Alasan kedua, Trump dinilai menghalang-halangi penyelidikan yang dilakukan Kongres AS mengenai kasus Ukraina tersebut. Selanjutnya, dilakukan pemungutan suara. Jika usulan pemakzulan didukung oleh 51% anggota DPR AS atau lebih, pejabat negara disebut resmi dinyatakan dimakzulkan.
Proses berikutnya, Senat akan mengadakan sidang kemudian dilanjutkan dengan pemungutan suara. Jika 67% atau dua pertiga anggota Senat sepakat menyatakan sang pejabat negara bersalah, ia akan dicopot dari jabatannya. Jika yang dimakzulkan adalah presiden, berarti presiden harus lengser dan tugas-tugasnya akan digantikan oleh wakil presiden.
(Baca: Donald Trump Resmi Dimakzulkan DPR AS)
Pemakzulan Presiden Andrew Johnson
Presiden AS ke-17 Andrew Johnson menjadi presiden AS pertama yang dimakzulkan oleh Kongres. Seperti dikutip dari Andrew Johnson: Domestic Affairs yang ditulis Elizabeth R. Varon, Johnson dituduh melakukan kejahatan tingkat tinggi dan melakukan tindak kriminal.

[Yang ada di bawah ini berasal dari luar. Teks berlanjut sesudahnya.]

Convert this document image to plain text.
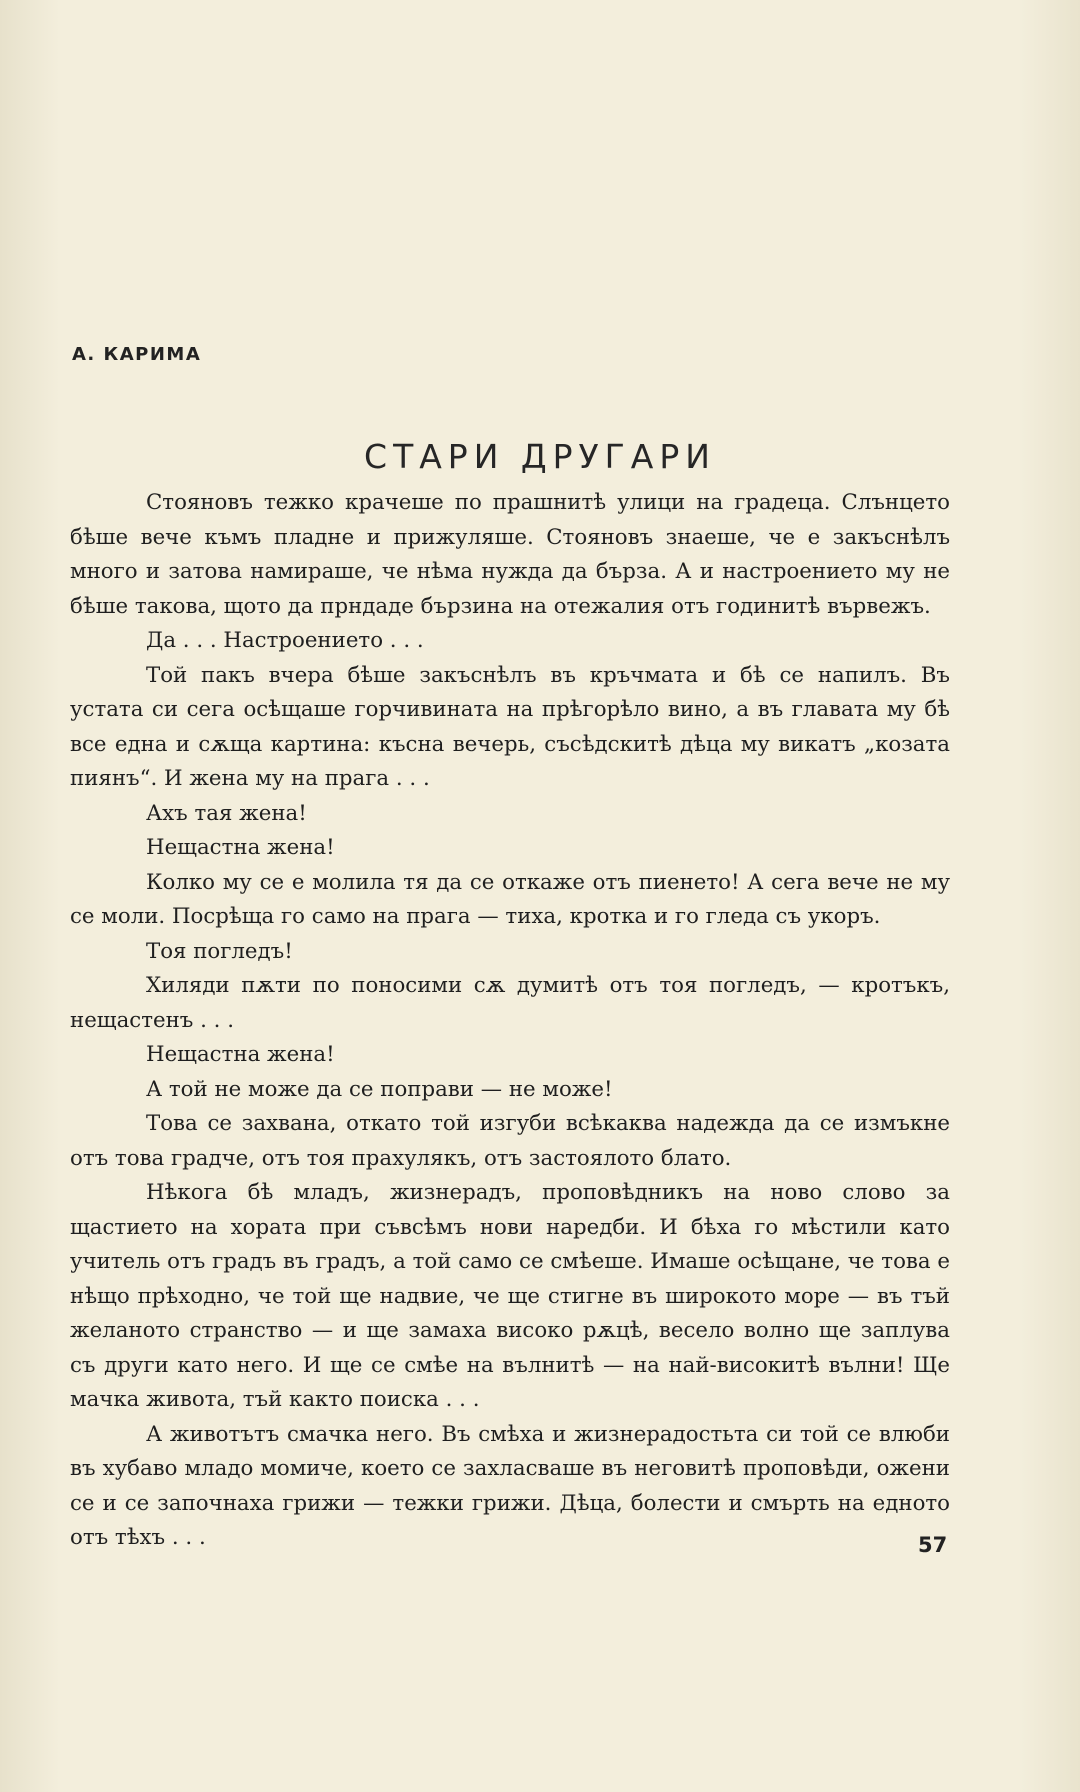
А. КАРИМА
СТАРИ ДРУГАРИ

Стояновъ тежко крачеше по прашнитѣ улици на градеца. Слънцето бѣше вече къмъ пладне и прижуляше. Стояновъ знаеше, че е закъснѣлъ много и затова намираше, че нѣма нужда да бърза. А и настроението му не бѣше такова, щото да прндаде бързина на отежалия отъ годинитѣ вървежъ.

Да . . . Настроението . . .

Той пакъ вчера бѣше закъснѣлъ въ кръчмата и бѣ се напилъ. Въ устата си сега осѣщаше горчивината на прѣгорѣло вино, а въ главата му бѣ все една и сѫща картина: късна вечерь, съсѣдскитѣ дѣца му викатъ „козата пиянъ“. И жена му на прага . . .

Ахъ тая жена!

Нещастна жена!

Колко му се е молила тя да се откаже отъ пиенето! А сега вече не му се моли. Посрѣща го само на прага — тиха, кротка и го гледа съ укоръ.

Тоя погледъ!

Хиляди пѫти по поносими сѫ думитѣ отъ тоя погледъ, — кротъкъ, нещастенъ . . .

Нещастна жена!

А той не може да се поправи — не може!

Това се захвана, откато той изгуби всѣкаква надежда да се измъкне отъ това градче, отъ тоя прахулякъ, отъ застоялото блато.

Нѣкога бѣ младъ, жизнерадъ, проповѣдникъ на ново слово за щастието на хората при съвсѣмъ нови наредби. И бѣха го мѣстили като учитель отъ градъ въ градъ, а той само се смѣеше. Имаше осѣщане, че това е нѣщо прѣходно, че той ще надвие, че ще стигне въ широкото море — въ тъй желаното странство — и ще замаха високо рѫцѣ, весело волно ще заплува съ други като него. И ще се смѣе на вълнитѣ — на най-високитѣ вълни! Ще мачка живота, тъй както поиска . . .

А животътъ смачка него. Въ смѣха и жизнерадостьта си той се влюби въ хубаво младо момиче, което се захласваше въ неговитѣ проповѣди, ожени се и се започнаха грижи — тежки грижи. Дѣца, болести и смърть на едното отъ тѣхъ . . .	57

Ada sebelas pasal yang dijadikan dasar pemakzulannya, antara lain Presiden Johnson mencopot Menteri Pertahanan Edwin Stanton tanpa pemberitahuan ke Senat. Setelah mencopot Stanton, Johnson menunjuk Mayor Jenderal Lorenzo Thomas sebagai Menteri Pertahanan AS yang baru tanpa meminta saran dan pertimbangan dari Senat.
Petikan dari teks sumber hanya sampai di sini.